Still, one may argue that surprise is, after all, part of the fun of buying a lucky bag. Very true. But there is a slight difference when the lucky bags in question are financial ones.

The woe does not necessarily stop with the purchaser. He may have borrowed money from somebody else to buy the bag, in the hope that the contents would yield ample rewards out of which he could easily pay back the lender. In the event this strategy goes awry because of the bag’s disappointing contents, however, the borrower may have to sell off other assets, such as stocks, to repay his debts.

If he cannot raise enough cash to meet his obligations, then it will be the lender who may get into difficulties. He may have his own debts to repay. And so the contagion spreads, drawing more and more people into the financial maelstrom along the way.

All this begs the question: Why are so many people going in for the lucky bag gamble these days? There are two answers.

One, it has been so easy to borrow to gamble because interest rates are low everywhere. Two, it has been so difficult to make your assets earn profitable yields because interest rates are low everywhere. The two answers are clearly two sides of the same coin.

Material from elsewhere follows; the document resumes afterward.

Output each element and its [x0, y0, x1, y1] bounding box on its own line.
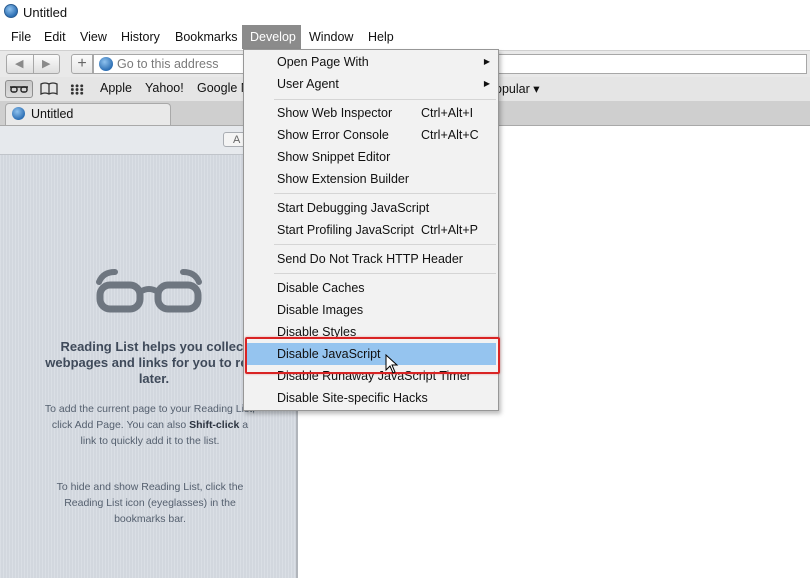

And for the low interest rates that lie at the root of the problem, it is Japan that has a lot to answer for. With all that cheap and abundant yen swishing around the globe, it is no wonder people have taken to running after financial lucky bags only to find they have opened up a Pandora’s box of financial woe.

More than ever, Japan owes it to the rest of the world to normalize its interest rates.

Noriko Hama is an economist and a professor at Doshisha University Graduate School of Business.